As noted by Guardian Business in May 2015, the ownership of Virgin Mobile Bahamas remains hidden behind a veil of confidentiality. All that is ascertainable is that Virgin Mobile Company Limited was incorporated in The Bahamas on June 26, 2014 as company number 62806. The name Virgin Mobile Bahamas Limited was reserved on July 9, 2014, and the name was changed to Virgin Mobile Bahamas Ltd. on February 2, 2015. The company also paid the $1,000 fee for the year 2015 on that day. That is all. Cable Bahamas, however, is a publicly traded company that has had operating income of more than $22 million per year since 2010, and more than $29 million in two of those years.

URCA announced that the auction had begun yesterday afternoon, reiterating that in November 2014, Prime Minister Perry Christie, the minister responsible for the electronic communications sector (ECS), decided the method for allocating and pricing cellular mobile spectrum in accordance with Section 30 of the Communications Act, 2009. The government then initiated a competitive selection process that would result in the authorization of one additional cellular provider.

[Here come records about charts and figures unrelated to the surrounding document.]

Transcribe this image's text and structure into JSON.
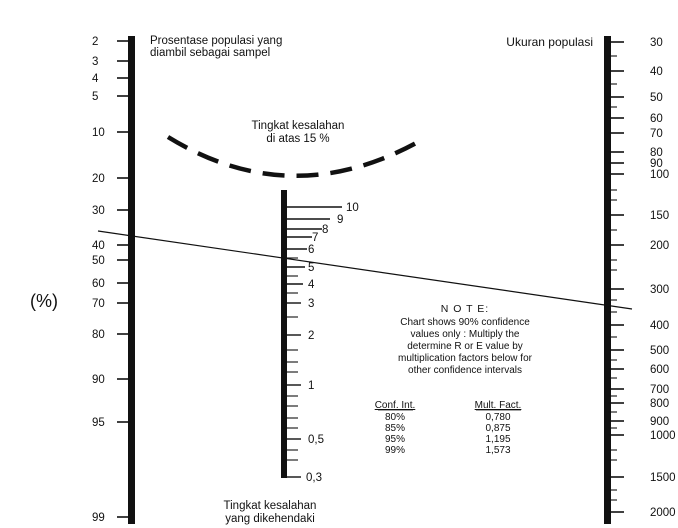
{
  "left_scale": {
    "title_line1": "Prosentase populasi yang",
    "title_line2": "diambil sebagai sampel",
    "unit_label": "(%)",
    "ticks": [
      {
        "label": "2",
        "major": true
      },
      {
        "label": "3",
        "major": true
      },
      {
        "label": "4",
        "major": true
      },
      {
        "label": "5",
        "major": true
      },
      {
        "label": "10",
        "major": true
      },
      {
        "label": "20",
        "major": true
      },
      {
        "label": "30",
        "major": true
      },
      {
        "label": "40",
        "major": true
      },
      {
        "label": "50",
        "major": true
      },
      {
        "label": "60",
        "major": true
      },
      {
        "label": "70",
        "major": true
      },
      {
        "label": "80",
        "major": true
      },
      {
        "label": "90",
        "major": true
      },
      {
        "label": "95",
        "major": true
      },
      {
        "label": "99",
        "major": true
      }
    ]
  },
  "right_scale": {
    "title": "Ukuran populasi",
    "ticks": [
      {
        "label": "30",
        "major": true
      },
      {
        "label": "40",
        "major": true
      },
      {
        "label": "50",
        "major": true
      },
      {
        "label": "60",
        "major": true
      },
      {
        "label": "70",
        "major": true
      },
      {
        "label": "80",
        "major": true
      },
      {
        "label": "90",
        "major": true
      },
      {
        "label": "100",
        "major": true
      },
      {
        "label": "150",
        "major": true
      },
      {
        "label": "200",
        "major": true
      },
      {
        "label": "300",
        "major": true
      },
      {
        "label": "400",
        "major": true
      },
      {
        "label": "500",
        "major": true
      },
      {
        "label": "600",
        "major": true
      },
      {
        "label": "700",
        "major": true
      },
      {
        "label": "800",
        "major": true
      },
      {
        "label": "900",
        "major": true
      },
      {
        "label": "1000",
        "major": true
      },
      {
        "label": "1500",
        "major": true
      },
      {
        "label": "2000",
        "major": true
      }
    ]
  },
  "middle_scale": {
    "bottom_label_line1": "Tingkat kesalahan",
    "bottom_label_line2": "yang dikehendaki",
    "ticks": [
      {
        "label": "10",
        "major": true
      },
      {
        "label": "9",
        "major": true
      },
      {
        "label": "8",
        "major": true
      },
      {
        "label": "7",
        "major": true
      },
      {
        "label": "6",
        "major": true
      },
      {
        "label": "5",
        "major": true
      },
      {
        "label": "4",
        "major": true
      },
      {
        "label": "3",
        "major": true
      },
      {
        "label": "2",
        "major": true
      },
      {
        "label": "1",
        "major": true
      },
      {
        "label": "0,5",
        "major": true
      },
      {
        "label": "0,3",
        "major": true
      }
    ]
  },
  "arc_label": {
    "line1": "Tingkat kesalahan",
    "line2": "di atas 15 %"
  },
  "note": {
    "heading": "N O T E:",
    "lines": [
      "Chart shows 90% confidence",
      "values only : Multiply the",
      "determine R or E value by",
      "multiplication factors below for",
      "other confidence intervals"
    ]
  },
  "factor_table": {
    "headers": [
      "Conf. Int.",
      "Mult. Fact."
    ],
    "rows": [
      [
        "80%",
        "0,780"
      ],
      [
        "85%",
        "0,875"
      ],
      [
        "95%",
        "1,195"
      ],
      [
        "99%",
        "1,573"
      ]
    ]
  }
}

Guardian Business reported in May that the spectrum auction had been scheduled to begin at that time, but was delayed for undisclosed reasons. At the time, the process was already nearly three weeks past Prime Minister Christie's initial projection that the selection of the candidate would happen by the end of April 2015. Instead, as URCA reported yesterday, the technical assessment of proposals was completed in April 2015, executed and managed by the Cellular Liberalization Task Force (CLTF). That was phase one of a two-phase process, with the spectrum auction - for which URCA is responsible - being the second and final phase.

"At the conclusion of the auction, an announcement will be made in accordance with the process," URCA said. "The new cellular operator will require an individual operating license and an individual spectrum license from the Utilities Regulation and Competition Authority."